"Quando não dizemos que Jesus é o caminho, levamos as pessoas ao inferno", diz pastor

O pastor Robert Jeffress afirmou que quando um cristão deixa de alertar a outras pessoas que Jesus é o único caminho, é responsável pelo fato delas irem para o inferno.

fonte: Guiame, com informações do Christian Post

Atualizado: Quarta-feira, 26 Abril de 2017 as 11:38

Pastor Robert Jeffress lidera a Primeira Igreja Batista de Dallas, no Texas. (Imagem: Youtube)
Pastor Robert Jeffress lidera a Primeira Igreja Batista de Dallas, no Texas. (Imagem: Youtube)

"Não importa se alguém é um seguidor sincero de qualquer outra religião [que não pregue Jesus Cristo]. Este alguém está sinceramente errado". As palavras aparentemente duras são do pastor norte-americano Robert Jeffress e foram proferidas em resposta às declarações do ex-presidente Jimmy Carter ao jornal New York Times, na qual falou sobre sua fé cristã e disse não ter certeza se líderes como Gandhi estariam no céu ou no inferno.

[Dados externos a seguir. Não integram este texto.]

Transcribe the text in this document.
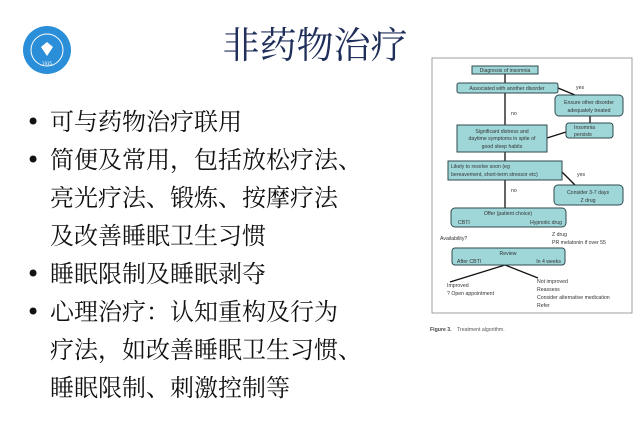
1935	非药物治疗
• 可与药物治疗联用
• 简便及常用，包括放松疗法、
亮光疗法、锻炼、按摩疗法
及改善睡眠卫生习惯
• 睡眠限制及睡眠剥夺
• 心理治疗：认知重构及行为
疗法，如改善睡眠卫生习惯、
睡眠限制、刺激控制等
Diagnosis of insomnia
Associated with another disorder	yes
Ensure other disorder
adequately treated
Insomnia
persists
no
Significant distress and
daytime symptoms in spite of
good sleep habits
Likely to resolve soon (eg
bereavement, short-term stressor etc)	yes
no	Consider 3-7 days
Z drug
Offer (patient choice)
CBTI	Hypnotic drug
Availability?
Z drug
PR melatonin if over 55
Review
After CBTI	In 4 weeks
Improved
? Open appointment
Not improved
Reassess
Consider alternative medication
Refer
Figure 3. Treatment algorithm.
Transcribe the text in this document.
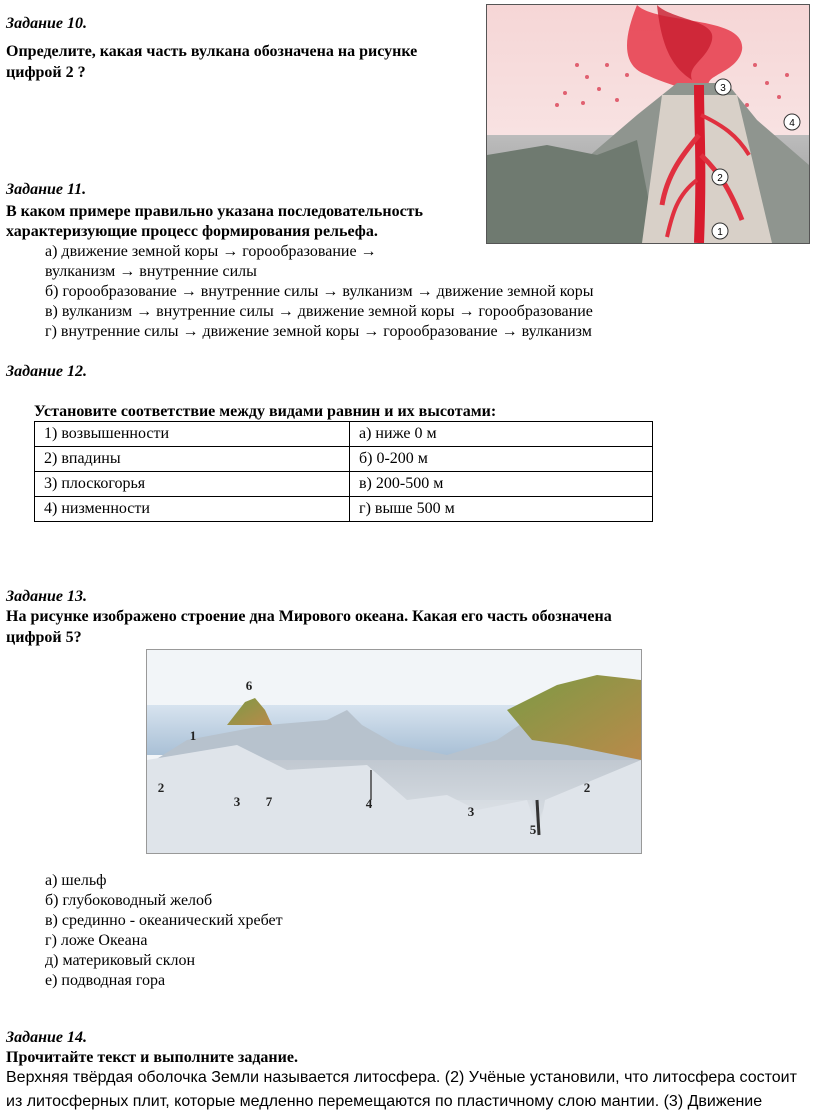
Задание 10.
Определите, какая часть вулкана обозначена на рисунке
цифрой 2 ?
3
4
2
1
Задание 11.
В каком примере правильно указана последовательность
характеризующие процесс формирования рельефа.
а) движение земной коры → горообразование →
вулканизм → внутренние силы
б) горообразование → внутренние силы → вулканизм → движение земной коры
в) вулканизм → внутренние силы → движение земной коры → горообразование
г) внутренние силы → движение земной коры → горообразование → вулканизм
Задание 12.
Установите соответствие между видами равнин и их высотами:
1) возвышенности	а) ниже 0 м
2) впадины	б) 0-200 м
3) плоскогорья	в) 200-500 м
4) низменности	г) выше 500 м
Задание 13.
На рисунке изображено строение дна Мирового океана. Какая его часть обозначена
цифрой 5?
6
1
2
3 7	4
3
2
5
а) шельф
б) глубоководный желоб
в) срединно - океанический хребет
г) ложе Океана
д) материковый склон
е) подводная гора
Задание 14.
Прочитайте текст и выполните задание.
Верхняя твёрдая оболочка Земли называется литосфера. (2) Учёные установили, что литосфера состоит
из литосферных плит, которые медленно перемещаются по пластичному слою мантии. (3) Движение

"Eu não me sinto qualificado para fazer um julgamento, estou inclinado a dar a ele (ou a outros) o benefício de qualquer dúvida", disse Carter, que também dá aulas na escola dominical de sua igreja.

Durante seu sermão dominical na Primeira Igreja Batista em Dallas, Jeffress afirmou que não há nada nem ninguém além de Jesus que possa salvar as pessoas da condenação ao inferno: "nem o naturalismo, o moralismo ou até mesmo a religião em si, incluindo o judaísmo".

Jeffress comentou e ironizou a declaração de Carter: "Agora isso soa tão bem, isso soa tão humilde. 'Oh, quem sou eu para julgar? Só Deus pode julgar".

O pastor de Dallas concordou que somente Deus pode fazer o julgamento de quem vai para o céu ou o para o inferno, mas sugeriu que no caso de Gandhi, sua caminhada não foi como um discípulo de Jesus e isso torna seu destino claro.

"Deus já fez esse julgamento", disse Jeffress, erguendo a voz. "Ele (Jesus) disse: 'Ninguém vem ao Pai senão por mim'. E quando nós gaguejamos sobre essa verdade, hesitamos, tentamos ser 'humildes' na frente das pessoas e não lhes dizemos sobre essa verdade, estamos praticamente levando as pessoas ao inferno, porque estamos sugerindo que há uma outra abertura em algum lugar, e temos fugido da nossa responsabilidade como ministros e proclamadores da verdade da palavra de Deus".

O pastor focou todo o seu sermão nesta mensagem, insistindo que o único caminho para Deus é através da fé em Jesus Cristo, rejeitando qualquer teologia que sugira que possa haver outras maneiras de receber a salvação.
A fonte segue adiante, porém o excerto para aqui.